Wednesday, April 28, 2004



Signifying Nothing's Chris Lawrence posts on the latest row between hard conservatives and soft, MOR conservatives. Chris attributes it to a strain of "big tent" thinking, which might be valid, but I'm not so sure.

Look at President Bush's unusual choices in Senators for his stated brand of conservatism. And yet, at every juncture where he can throw support one way or the other, he always opts for the "big marquee name," whatever their conservative credentials, over the "real" conservative also running. It was Lamar! over Bryant here in Tennessee. Liddy Dole in South Carolina.
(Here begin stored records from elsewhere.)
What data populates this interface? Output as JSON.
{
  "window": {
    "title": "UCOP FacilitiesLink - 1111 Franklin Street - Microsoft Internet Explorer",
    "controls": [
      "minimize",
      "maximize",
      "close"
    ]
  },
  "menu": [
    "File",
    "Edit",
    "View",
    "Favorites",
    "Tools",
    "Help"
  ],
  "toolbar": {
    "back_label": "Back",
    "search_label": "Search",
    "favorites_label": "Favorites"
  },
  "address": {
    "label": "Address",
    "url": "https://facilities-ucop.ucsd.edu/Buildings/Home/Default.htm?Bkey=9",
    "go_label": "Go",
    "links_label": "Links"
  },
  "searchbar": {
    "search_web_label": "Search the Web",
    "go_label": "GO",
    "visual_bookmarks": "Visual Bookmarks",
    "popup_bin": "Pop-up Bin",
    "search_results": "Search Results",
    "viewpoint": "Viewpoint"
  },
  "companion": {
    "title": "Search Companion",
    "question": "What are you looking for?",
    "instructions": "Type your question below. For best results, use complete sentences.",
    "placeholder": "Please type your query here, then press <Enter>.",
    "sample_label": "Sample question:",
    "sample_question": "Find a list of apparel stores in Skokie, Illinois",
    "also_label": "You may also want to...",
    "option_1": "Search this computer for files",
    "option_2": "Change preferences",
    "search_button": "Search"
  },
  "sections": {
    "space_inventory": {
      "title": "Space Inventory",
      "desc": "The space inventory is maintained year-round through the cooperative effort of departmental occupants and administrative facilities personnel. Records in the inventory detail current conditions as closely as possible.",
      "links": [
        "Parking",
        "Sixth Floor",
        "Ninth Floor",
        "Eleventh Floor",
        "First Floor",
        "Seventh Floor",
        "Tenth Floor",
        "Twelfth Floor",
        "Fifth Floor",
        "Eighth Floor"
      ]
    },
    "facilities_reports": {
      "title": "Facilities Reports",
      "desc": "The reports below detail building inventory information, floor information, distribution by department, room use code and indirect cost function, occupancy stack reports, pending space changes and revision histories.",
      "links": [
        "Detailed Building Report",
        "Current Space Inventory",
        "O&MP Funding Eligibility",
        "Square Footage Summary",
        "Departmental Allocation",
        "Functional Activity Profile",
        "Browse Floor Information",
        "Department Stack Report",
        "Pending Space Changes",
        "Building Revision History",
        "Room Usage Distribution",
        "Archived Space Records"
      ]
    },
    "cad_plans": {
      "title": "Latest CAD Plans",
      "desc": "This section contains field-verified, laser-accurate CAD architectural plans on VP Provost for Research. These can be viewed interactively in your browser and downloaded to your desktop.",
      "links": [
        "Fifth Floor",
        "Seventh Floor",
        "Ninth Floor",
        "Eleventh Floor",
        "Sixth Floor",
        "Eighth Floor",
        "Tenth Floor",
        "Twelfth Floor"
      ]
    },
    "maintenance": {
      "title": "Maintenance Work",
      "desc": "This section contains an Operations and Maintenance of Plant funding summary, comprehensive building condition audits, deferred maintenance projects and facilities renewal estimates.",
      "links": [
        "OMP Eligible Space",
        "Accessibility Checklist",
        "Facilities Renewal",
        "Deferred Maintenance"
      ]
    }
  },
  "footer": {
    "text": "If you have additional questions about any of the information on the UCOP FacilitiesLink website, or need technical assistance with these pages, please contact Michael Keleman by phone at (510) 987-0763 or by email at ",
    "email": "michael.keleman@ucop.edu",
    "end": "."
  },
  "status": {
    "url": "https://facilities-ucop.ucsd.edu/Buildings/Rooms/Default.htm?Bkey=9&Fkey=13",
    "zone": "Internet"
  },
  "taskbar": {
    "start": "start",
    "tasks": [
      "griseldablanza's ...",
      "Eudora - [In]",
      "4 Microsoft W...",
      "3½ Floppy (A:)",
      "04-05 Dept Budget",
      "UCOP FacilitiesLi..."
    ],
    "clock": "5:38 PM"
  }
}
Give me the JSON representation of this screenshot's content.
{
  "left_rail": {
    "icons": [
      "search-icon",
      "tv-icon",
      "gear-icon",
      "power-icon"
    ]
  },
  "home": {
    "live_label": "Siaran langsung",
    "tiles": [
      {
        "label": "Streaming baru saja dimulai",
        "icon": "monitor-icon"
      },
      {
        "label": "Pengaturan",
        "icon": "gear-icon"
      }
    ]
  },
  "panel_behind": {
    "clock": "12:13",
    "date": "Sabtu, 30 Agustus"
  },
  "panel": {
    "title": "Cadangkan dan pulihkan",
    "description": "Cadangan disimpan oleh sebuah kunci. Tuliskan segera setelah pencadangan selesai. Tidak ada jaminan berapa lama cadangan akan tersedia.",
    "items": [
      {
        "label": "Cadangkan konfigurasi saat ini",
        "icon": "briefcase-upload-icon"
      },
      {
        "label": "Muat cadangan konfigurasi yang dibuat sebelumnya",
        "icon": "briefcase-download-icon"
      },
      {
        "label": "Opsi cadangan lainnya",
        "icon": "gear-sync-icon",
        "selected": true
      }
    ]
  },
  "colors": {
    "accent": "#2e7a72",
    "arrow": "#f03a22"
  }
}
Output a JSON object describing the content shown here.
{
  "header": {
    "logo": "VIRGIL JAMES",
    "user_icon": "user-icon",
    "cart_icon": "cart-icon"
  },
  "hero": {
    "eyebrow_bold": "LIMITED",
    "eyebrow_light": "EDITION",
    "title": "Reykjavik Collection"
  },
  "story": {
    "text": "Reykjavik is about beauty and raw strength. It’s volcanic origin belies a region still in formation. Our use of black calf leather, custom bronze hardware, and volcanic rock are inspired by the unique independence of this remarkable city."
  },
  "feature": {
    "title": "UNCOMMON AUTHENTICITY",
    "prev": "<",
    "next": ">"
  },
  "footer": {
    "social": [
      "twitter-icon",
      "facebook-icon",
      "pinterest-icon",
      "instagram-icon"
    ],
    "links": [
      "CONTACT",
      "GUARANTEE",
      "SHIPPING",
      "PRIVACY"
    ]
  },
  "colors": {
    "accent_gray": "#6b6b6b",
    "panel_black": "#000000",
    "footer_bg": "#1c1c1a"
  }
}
Riordan over Simon in California. (Have I got that one right? Not sure as I do this.) And now Spectre over Toomey. Heck, he seems to have been OK with getting the hard-edged (and incompetent) Lott dumped for the softer Frist.

No one has really explained it. The prevailing theory I know of is that he prefers electable names over unknowns, wanting to just get the public used to conservatism of the mildest kind before he starts to move farther right. But that's a kind of long-range thinking nearly no politician makes, only behind-the-scenes activist-types. Rove isn't a grand theorist, just an election-winner for his guy. Which may be it: those marquee names win elections. Hence, Bush supports 'em.

They'll deal with the consequences later.